Bottrop prüft alle Kreuzungen für bessere Sicht und mehr Sicherheit
Bottrop überprüft alle Kreuzungen, um Sichtverhältnisse zu verbessern und Unfälle zu verhindern
Die Stadt Bottrop prüft derzeit sämtliche Straßenkreuzungen, um die Sicht für Autofahrer zu optimieren und die Unfallgefahr zu verringern. Das Tiefbauamt hat damit begonnen, jede Kreuzung auf die Einhaltung der Sicherheitsvorschriften zu kontrollieren. Anlass ist ein tödlicher Unfall in Warendorf, der auf unzureichende Sichtverhältnisse an einer Einmündung zurückgeführt wird.
Im Mittelpunkt des Projekts steht die Schaffung sogenannter "Sichtdreiecke" – freigehaltener Bereiche an Kreuzungen, in denen Fahrer den Querverkehr frühzeitig erkennen können. Diese Zonen dürfen nicht durch Bäume, Hecken oder parkende Fahrzeuge verdeckt werden. Die Größe der Dreiecke richtet sich nach der zulässigen Höchstgeschwindigkeit auf der Hauptstraße: Je höher das Tempo, desto länger müssen die freien Sichtachsen sein.
Die deutschen Richtlinien für Straßen (RaSt 06) schreiben solche Sichtfelder bereits vor, doch Bottrop setzt sie nun konsequenter um. Die Stadt vermisst jede Kreuzung und leitet bei Bedarf Anpassungen an die Straßenverkehrsbehörde weiter. Besonders dringend sind Maßnahmen an stark frequentierten oder unfallsauffälligen Knotenpunkten.

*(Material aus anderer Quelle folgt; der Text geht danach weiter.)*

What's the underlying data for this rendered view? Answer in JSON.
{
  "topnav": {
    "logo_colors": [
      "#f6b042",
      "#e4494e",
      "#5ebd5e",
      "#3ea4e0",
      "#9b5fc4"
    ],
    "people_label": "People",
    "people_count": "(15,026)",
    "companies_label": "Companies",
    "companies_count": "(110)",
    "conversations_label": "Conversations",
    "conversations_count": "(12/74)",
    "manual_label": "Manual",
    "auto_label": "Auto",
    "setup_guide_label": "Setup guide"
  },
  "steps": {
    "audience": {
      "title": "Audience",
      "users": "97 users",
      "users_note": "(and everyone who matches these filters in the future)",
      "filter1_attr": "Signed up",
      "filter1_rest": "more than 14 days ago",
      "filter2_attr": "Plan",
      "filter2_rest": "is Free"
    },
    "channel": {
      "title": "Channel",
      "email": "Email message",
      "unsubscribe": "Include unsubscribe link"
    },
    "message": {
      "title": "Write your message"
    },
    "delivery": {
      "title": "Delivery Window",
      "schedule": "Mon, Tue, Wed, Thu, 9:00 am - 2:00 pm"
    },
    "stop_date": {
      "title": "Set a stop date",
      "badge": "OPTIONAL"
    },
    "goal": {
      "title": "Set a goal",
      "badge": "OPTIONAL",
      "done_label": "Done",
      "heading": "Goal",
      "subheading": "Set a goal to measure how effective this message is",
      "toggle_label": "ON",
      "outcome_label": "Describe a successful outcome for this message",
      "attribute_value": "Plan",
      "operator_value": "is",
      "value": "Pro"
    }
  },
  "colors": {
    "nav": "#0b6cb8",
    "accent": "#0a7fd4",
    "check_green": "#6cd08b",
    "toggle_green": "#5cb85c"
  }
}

Eine der ersten Straßen, die 2026 modernisiert werden soll, ist die Scharnhölzstraße. Ziel ist es, das gefahrlose Einfahren von Nebenstraßen auf stärker befahrene Hauptverbindungen zu ermöglichen.
Durch die Maßnahmen sollen Fahrer Gefahren früher erkennen und das Risiko von Zusammenstößen sinken. Bottrops Vorgehen ist eine Reaktion auf den tödlichen Unfall in einer anderen Stadt und zeigt, wie präventiv die Kommune ähnliche Vorfälle verhindern will. Langfristig sollen alle Kreuzungen den geforderten Sichtstandards entsprechen.